According to the Bureau of Labor Statistics, FBI supervisory, management, and executive positions pay a base salary of about $67,765 or $79,710 a year, and $84,706 or $99,637 per year.
Facts at a glance
- One of the priorities of the FBI is to protect the United States from terrorist’s attack, espionage, cyber-based attacks, protect civil rights, and combat major white-collar crimes.
- The FBI was established in 1908, by Stanley Finch and was originally named the Bureau of Investigation.
- FBI agents gather evidence, interview witnesses, investigate a variety of crimes.
- FBI agent receives yearly salary increases.

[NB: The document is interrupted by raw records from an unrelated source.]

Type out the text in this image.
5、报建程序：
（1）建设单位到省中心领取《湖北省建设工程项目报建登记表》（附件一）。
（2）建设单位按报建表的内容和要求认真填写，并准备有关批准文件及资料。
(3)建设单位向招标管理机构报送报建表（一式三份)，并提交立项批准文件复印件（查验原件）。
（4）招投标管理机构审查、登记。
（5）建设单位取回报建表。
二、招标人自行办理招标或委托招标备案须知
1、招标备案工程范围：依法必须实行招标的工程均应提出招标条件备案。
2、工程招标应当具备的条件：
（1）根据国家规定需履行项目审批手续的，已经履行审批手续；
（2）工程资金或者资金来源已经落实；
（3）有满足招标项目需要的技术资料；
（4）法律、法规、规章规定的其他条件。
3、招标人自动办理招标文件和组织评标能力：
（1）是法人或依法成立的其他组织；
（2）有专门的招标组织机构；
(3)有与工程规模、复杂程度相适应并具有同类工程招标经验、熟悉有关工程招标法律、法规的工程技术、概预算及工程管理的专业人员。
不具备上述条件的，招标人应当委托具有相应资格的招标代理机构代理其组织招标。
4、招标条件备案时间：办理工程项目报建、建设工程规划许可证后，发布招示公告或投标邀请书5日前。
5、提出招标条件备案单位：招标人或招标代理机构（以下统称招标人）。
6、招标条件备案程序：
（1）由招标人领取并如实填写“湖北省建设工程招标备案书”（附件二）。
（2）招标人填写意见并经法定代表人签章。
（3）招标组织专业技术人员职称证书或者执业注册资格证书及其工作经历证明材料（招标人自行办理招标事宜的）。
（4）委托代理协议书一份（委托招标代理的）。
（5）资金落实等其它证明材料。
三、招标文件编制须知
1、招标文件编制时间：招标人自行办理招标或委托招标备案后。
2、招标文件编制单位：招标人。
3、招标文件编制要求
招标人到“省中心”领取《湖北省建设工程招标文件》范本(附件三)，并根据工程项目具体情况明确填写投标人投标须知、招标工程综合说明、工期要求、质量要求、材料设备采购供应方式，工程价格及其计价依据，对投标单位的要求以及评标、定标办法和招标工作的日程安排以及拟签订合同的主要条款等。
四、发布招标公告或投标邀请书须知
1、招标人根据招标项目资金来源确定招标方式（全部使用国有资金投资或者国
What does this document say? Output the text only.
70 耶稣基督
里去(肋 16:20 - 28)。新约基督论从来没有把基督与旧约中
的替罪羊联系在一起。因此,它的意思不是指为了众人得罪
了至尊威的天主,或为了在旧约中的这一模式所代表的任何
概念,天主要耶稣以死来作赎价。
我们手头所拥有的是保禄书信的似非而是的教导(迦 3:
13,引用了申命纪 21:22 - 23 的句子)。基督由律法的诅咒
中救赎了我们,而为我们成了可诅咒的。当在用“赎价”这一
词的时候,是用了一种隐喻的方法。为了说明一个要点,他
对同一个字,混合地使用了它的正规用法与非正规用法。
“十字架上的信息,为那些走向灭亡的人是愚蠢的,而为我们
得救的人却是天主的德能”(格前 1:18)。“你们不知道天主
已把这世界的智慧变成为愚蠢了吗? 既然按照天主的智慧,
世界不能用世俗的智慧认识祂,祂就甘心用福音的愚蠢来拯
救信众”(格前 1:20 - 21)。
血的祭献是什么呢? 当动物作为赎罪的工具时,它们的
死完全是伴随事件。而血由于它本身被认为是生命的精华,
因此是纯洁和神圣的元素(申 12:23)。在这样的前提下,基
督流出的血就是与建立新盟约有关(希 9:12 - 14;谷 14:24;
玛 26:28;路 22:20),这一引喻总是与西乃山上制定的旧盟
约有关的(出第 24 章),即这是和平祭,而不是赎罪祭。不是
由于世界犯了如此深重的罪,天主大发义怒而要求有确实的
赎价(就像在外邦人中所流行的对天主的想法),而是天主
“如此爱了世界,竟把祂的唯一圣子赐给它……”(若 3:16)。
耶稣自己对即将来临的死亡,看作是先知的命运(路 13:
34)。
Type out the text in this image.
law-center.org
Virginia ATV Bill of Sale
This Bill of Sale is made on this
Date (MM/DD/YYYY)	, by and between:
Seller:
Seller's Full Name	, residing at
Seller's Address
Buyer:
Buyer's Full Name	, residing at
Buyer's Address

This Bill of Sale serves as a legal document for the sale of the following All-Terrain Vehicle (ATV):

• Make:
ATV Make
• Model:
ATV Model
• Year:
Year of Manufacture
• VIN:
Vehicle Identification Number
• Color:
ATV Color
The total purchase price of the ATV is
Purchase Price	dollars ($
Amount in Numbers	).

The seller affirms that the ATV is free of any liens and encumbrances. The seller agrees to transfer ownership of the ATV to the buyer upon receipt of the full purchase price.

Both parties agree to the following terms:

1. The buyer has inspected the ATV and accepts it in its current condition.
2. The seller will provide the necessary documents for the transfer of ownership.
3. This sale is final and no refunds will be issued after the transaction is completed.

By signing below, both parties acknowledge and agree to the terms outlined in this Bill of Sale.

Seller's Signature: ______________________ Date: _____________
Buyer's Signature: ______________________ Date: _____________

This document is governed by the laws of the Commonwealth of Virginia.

Summary of what this career entails
This is not a regular 9-5 job, most agents work 10 hour days and work more than 50 hours a week; 8-5 is the normal schedule with 2 extra hours of overtime, everyday. Most FBI agents usually learn and become fluent in foreign languages because it becomes beneficial in their career. This career can also be very dangerous if agents are not careful or are careless. That is why it is important for individuals to pass State examinations, color blind tests, vision tests, and psychology evaluations. To be considered for appointment as an FBI agent, an applicant must be a graduate of an accredited law school or a college graduate with one of the following: a major in accounting, electrical engineering, or information technology; fluency in a foreign language; or three years of related full-time work experience. All new agents undergo 18 weeks of training at the FBI Academy on the U.S. Marine Corps base in Quantico, Virginia.
Examples and or details of work
Federal Bureau of Investigation (FBI) agents are the Government’s principal investigators, responsible for investigating violations of more than 200 categories of Federal law and conducting sensitive national security investigations. Agents may conduct surveillance, monitor court-authorized wiretaps, examine business records, investigate white-collar crime, or participate in sensitive undercover assignments. The FBI investigates organized crime, public corruption, financial crime, fraud against the Government, bribery, copyright infringement, civil rights violations, bank robbery, extortion, kidnapping, air piracy, terrorism, espionage, interstate criminal activity, drug trafficking, and other violations of Federal statutes.
Degrees that lead to this career
Some of the careers degrees available for individuals include:
- B.S. in Language
- B.S. in Criminal Law
- B.S. in Law
- B.S. in Accounting
Specific Career openings in this field
Some of the positions possibly available for individuals that want a career as an FBI agent include Special agent and/or CIA agent.